Mit Restless Legs Syndrom Wie wird es behandelt ?
Der Verlauf des RLS kann großen Schwankungen in der Ausprägung
des Krankheitsbildes unterworfen sein; beschwerdefreie Zeiten wechseln
typischerweise vielfach auch zu Beginn mit stärkeren Beschwerden
über Wochen oder Monate. Falls die Beschwerden einen Patienten so
beeinträchtigen, dass er sich in seiner Lebensqualität deutlich
eingeschränkt fühlt oder durch die nächtlichen Schlafstörungen
tagsüber müde ist, sollte an eine medikamentöse Behandlung
gedacht werden. Eine Therapie des RLS sollte immer nach sorgfältiger
Abwägung und Untersuchung des Patienten individuell unter ärztlicher
Aufsicht erfolgen. Deshalb können an dieser Stelle nur einige Grundprinzipien
der Therapie aufgezeigt werden.
Bisher gibt es noch keine Behandlung, die ein RLS für immer
heilen kann. Ausnahmen gelten für sekundäre
Restless Legs Syndrome, wie bei Nierenerkrankungen, wenn die zugrunde
liegenden Erkrankungen geheilt werden können, z.B. mit einer Nierentransplantation.

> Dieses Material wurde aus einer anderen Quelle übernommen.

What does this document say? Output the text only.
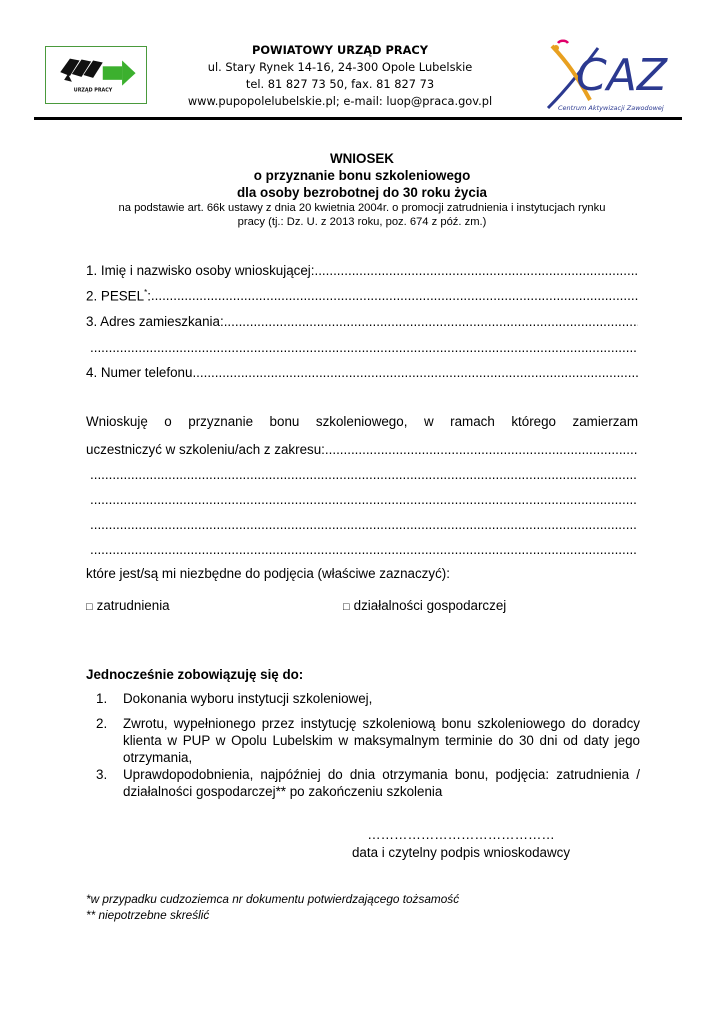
URZĄD PRACY
POWIATOWY URZĄD PRACY
ul. Stary Rynek 14-16, 24-300 Opole Lubelskie
tel. 81 827 73 50, fax. 81 827 73
www.pupopolelubelskie.pl; e-mail: luop@praca.gov.pl CAZ
Centrum Aktywizacji Zawodowej
WNIOSEK
o przyznanie bonu szkoleniowego
dla osoby bezrobotnej do 30 roku życia
na podstawie art. 66k ustawy z dnia 20 kwietnia 2004r. o promocji zatrudnienia i instytucjach rynku
pracy (tj.: Dz. U. z 2013 roku, poz. 674 z póź. zm.)
1. Imię i nazwisko osoby wnioskującej:
.....
2. PESEL*:
.....
3. Adres zamieszkania:
.....
.....
4. Numer telefonu
.....
Wnioskuję o przyznanie bonu szkoleniowego, w ramach którego zamierzam
uczestniczyć w szkoleniu/ach z zakresu:
.....
.....
.....
.....
.....
które jest/są mi niezbędne do podjęcia (właściwe zaznaczyć):
□ zatrudnienia	□ działalności gospodarczej
Jednocześnie zobowiązuję się do:
1.	Dokonania wyboru instytucji szkoleniowej,
2.	Zwrotu, wypełnionego przez instytucję szkoleniową bonu szkoleniowego do doradcy klienta w PUP w Opolu Lubelskim w maksymalnym terminie do 30 dni od daty jego otrzymania,
3.	Uprawdopodobnienia, najpóźniej do dnia otrzymania bonu, podjęcia: zatrudnienia / działalności gospodarczej** po zakończeniu szkolenia
……………………………………
data i czytelny podpis wnioskodawcy
*w przypadku cudzoziemca nr dokumentu potwierdzającego tożsamość
** niepotrzebne skreślić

Zu Beginn sollte eine Therapie des idiopathischen oder auch des durch
Nierenerkrankung bedingten RLS mit L-DOPA, einem Präparat, das ursprünglich
für die Therapie von Patienten mit der Parkinsonschen Erkrankung
entwickelt wurde, versucht werden. L-DOPA ist die Vorstufe für den
Nervenbotenstoff Dopamin. Die Einnahme kann bei Bedarf tagsüber oder
bei Einschlafstörungen ca. 1 Stunde vor dem Einschlafen erfolgen.
Es sollte zunächst mit der geringsten Dosis begonnen werden, z.B.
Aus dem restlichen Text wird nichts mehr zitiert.